Long Fermented Version:

  • Begin the batter 16-18 hours before you plan to bake the zucchini bread. This allows the sourdough starter to ferment the flour, enhancing its digestibility and nutrient availability.
  • In a large bowl, whisk together the flour, baking powder, baking soda, salt, cinnamon, and nutmeg.
  • In another bowl, combine the sourdough starter, sugar, oil, eggs, and vanilla extract. Mix until well combined.
  • Add the wet ingredients to the dry ingredients and stir until just combined. Do not overmix.
  • Gently fold in the grated zucchini, and if using, add the chopped nuts.
  • Cover the mixture with a towel or plastic wrap and let it ferment at room temperature for 4-6 hours.
  • Transfer the batter to the fridge and let it continue fermenting overnight for an additional 12 hours.
  • The next day, preheat your oven to 350°F (175°C).

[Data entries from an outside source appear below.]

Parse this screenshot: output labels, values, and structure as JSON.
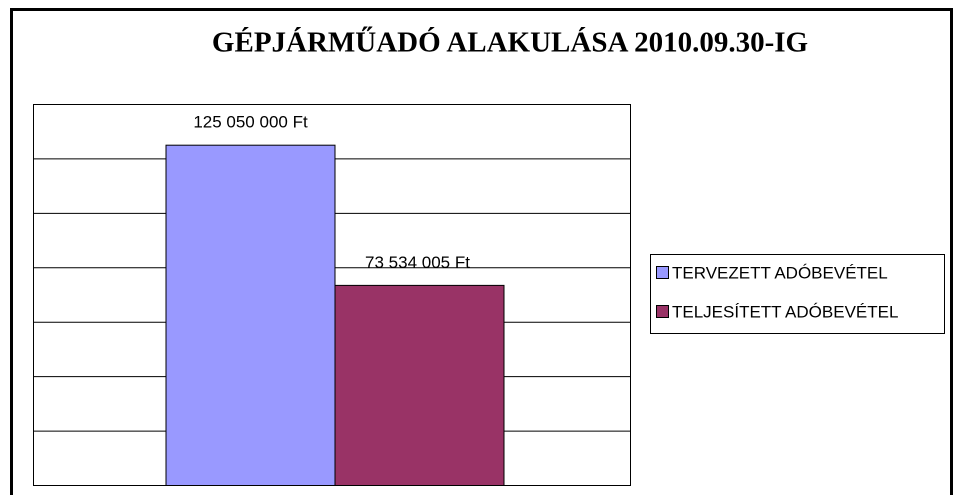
{
  "chart_data": {
    "type": "bar",
    "title": "GÉPJÁRMŰADÓ ALAKULÁSA 2010.09.30-IG",
    "categories": [
      null
    ],
    "series": [
      {
        "name": "TERVEZETT ADÓBEVÉTEL",
        "color": "#9999ff",
        "values": [
          125050000
        ],
        "value_labels": [
          "125 050 000 Ft"
        ]
      },
      {
        "name": "TELJESÍTETT ADÓBEVÉTEL",
        "color": "#993366",
        "values": [
          73534005
        ],
        "value_labels": [
          "73 534 005 Ft"
        ]
      }
    ],
    "ylim": [
      0,
      140000000
    ],
    "yticks": [
      0,
      20000000,
      40000000,
      60000000,
      80000000,
      100000000,
      120000000,
      140000000
    ],
    "grid": true,
    "legend": "right"
  }
}
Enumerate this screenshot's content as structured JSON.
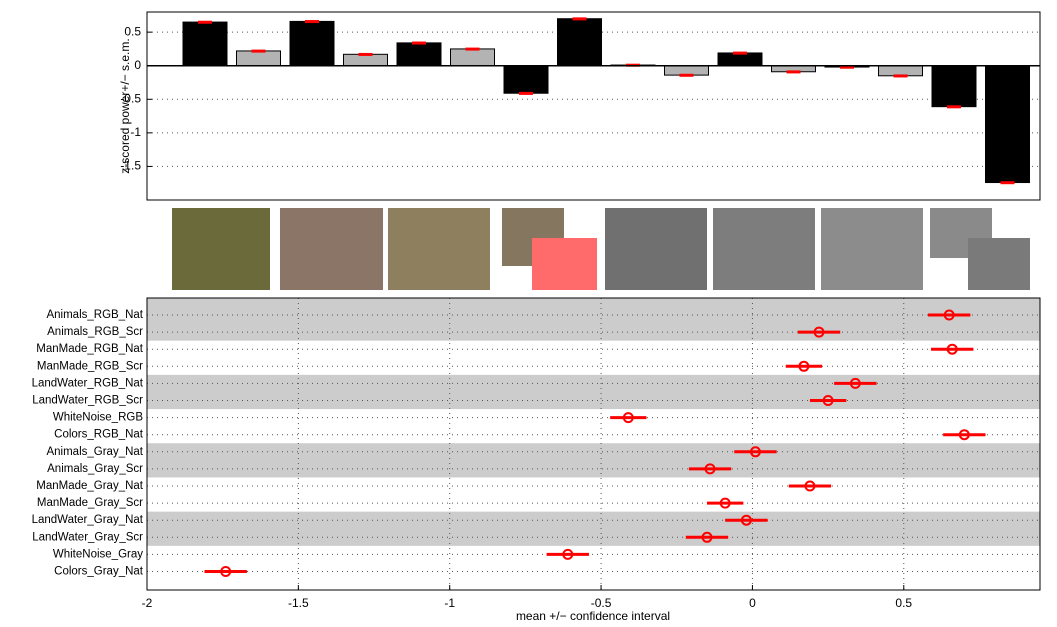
{
  "chart_data": [
    {
      "type": "bar",
      "ylabel": "z-scored power+/− s.e.m.",
      "values": [
        0.65,
        0.22,
        0.66,
        0.17,
        0.34,
        0.25,
        -0.41,
        0.7,
        0.01,
        -0.14,
        0.19,
        -0.09,
        -0.02,
        -0.15,
        -0.61,
        -1.74
      ],
      "errors": [
        0.02,
        0.02,
        0.02,
        0.02,
        0.02,
        0.02,
        0.02,
        0.02,
        0.02,
        0.02,
        0.02,
        0.02,
        0.02,
        0.02,
        0.02,
        0.02
      ],
      "colors": [
        "#000000",
        "#b3b3b3",
        "#000000",
        "#b3b3b3",
        "#000000",
        "#b3b3b3",
        "#000000",
        "#000000",
        "#000000",
        "#b3b3b3",
        "#000000",
        "#b3b3b3",
        "#000000",
        "#b3b3b3",
        "#000000",
        "#000000"
      ],
      "error_color": "#ff0000",
      "ylim": [
        -2,
        0.8
      ],
      "yticks": [
        -1.5,
        -1,
        -0.5,
        0,
        0.5
      ],
      "grid": true
    },
    {
      "type": "dot",
      "xlabel": "mean +/− confidence interval",
      "categories": [
        "Animals_RGB_Nat",
        "Animals_RGB_Scr",
        "ManMade_RGB_Nat",
        "ManMade_RGB_Scr",
        "LandWater_RGB_Nat",
        "LandWater_RGB_Scr",
        "WhiteNoise_RGB",
        "Colors_RGB_Nat",
        "Animals_Gray_Nat",
        "Animals_Gray_Scr",
        "ManMade_Gray_Nat",
        "ManMade_Gray_Scr",
        "LandWater_Gray_Nat",
        "LandWater_Gray_Scr",
        "WhiteNoise_Gray",
        "Colors_Gray_Nat"
      ],
      "values": [
        0.65,
        0.22,
        0.66,
        0.17,
        0.34,
        0.25,
        -0.41,
        0.7,
        0.01,
        -0.14,
        0.19,
        -0.09,
        -0.02,
        -0.15,
        -0.61,
        -1.74
      ],
      "errors": [
        0.07,
        0.07,
        0.07,
        0.06,
        0.07,
        0.06,
        0.06,
        0.07,
        0.07,
        0.07,
        0.07,
        0.06,
        0.07,
        0.07,
        0.07,
        0.07
      ],
      "color": "#ff0000",
      "xlim": [
        -2,
        0.95
      ],
      "xticks": [
        -2,
        -1.5,
        -1,
        -0.5,
        0,
        0.5
      ],
      "grid": true
    }
  ]
}
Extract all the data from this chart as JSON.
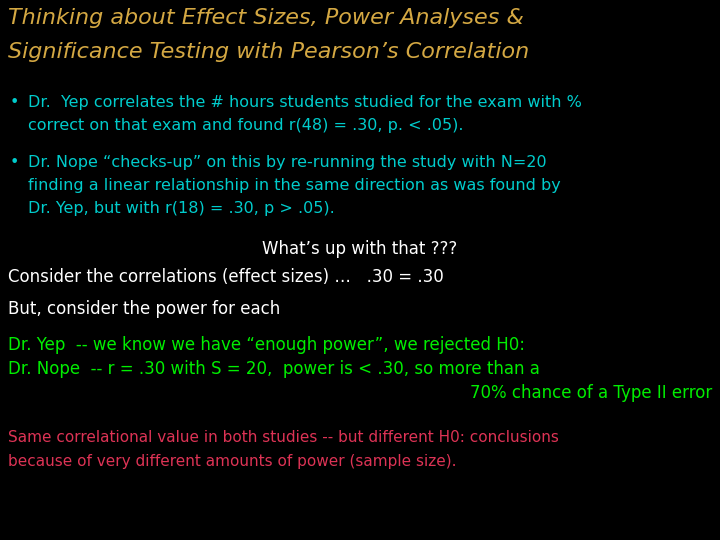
{
  "bg_color": "#000000",
  "title_line1": "Thinking about Effect Sizes, Power Analyses &",
  "title_line2": "Significance Testing with Pearson’s Correlation",
  "title_color": "#D4A843",
  "bullet1_line1": "Dr.  Yep correlates the # hours students studied for the exam with %",
  "bullet1_line2": "correct on that exam and found r(48) = .30, p. < .05).",
  "bullet2_line1": "Dr. Nope “checks-up” on this by re-running the study with N=20",
  "bullet2_line2": "finding a linear relationship in the same direction as was found by",
  "bullet2_line3": "Dr. Yep, but with r(18) = .30, p > .05).",
  "bullet_color": "#00CCCC",
  "what_text": "What’s up with that ???",
  "what_color": "#FFFFFF",
  "consider_corr": "Consider the correlations (effect sizes) …   .30 = .30",
  "consider_power": "But, consider the power for each",
  "consider_color": "#FFFFFF",
  "dr_yep_line": "Dr. Yep  -- we know we have “enough power”, we rejected H0:",
  "dr_nope_line1": "Dr. Nope  -- r = .30 with S = 20,  power is < .30, so more than a",
  "dr_nope_line2": "70% chance of a Type II error",
  "dr_color": "#00EE00",
  "same_line1": "Same correlational value in both studies -- but different H0: conclusions",
  "same_line2": "because of very different amounts of power (sample size).",
  "same_color": "#DD3355"
}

  • With a Danish dough whisk or a wooden spoon, give the zucchini sourdough dough a few good stirs.
  • Pour the batter into a loaf pan and bake for 55-65 minutes. Stick a long toothpick in the center and when it comes out clean it is ready.
  • Let the bread cool in the pan for about 10 minutes, then transfer it to a wire rack to cool completely.
  • Slice and enjoy your sourdough zucchini bread!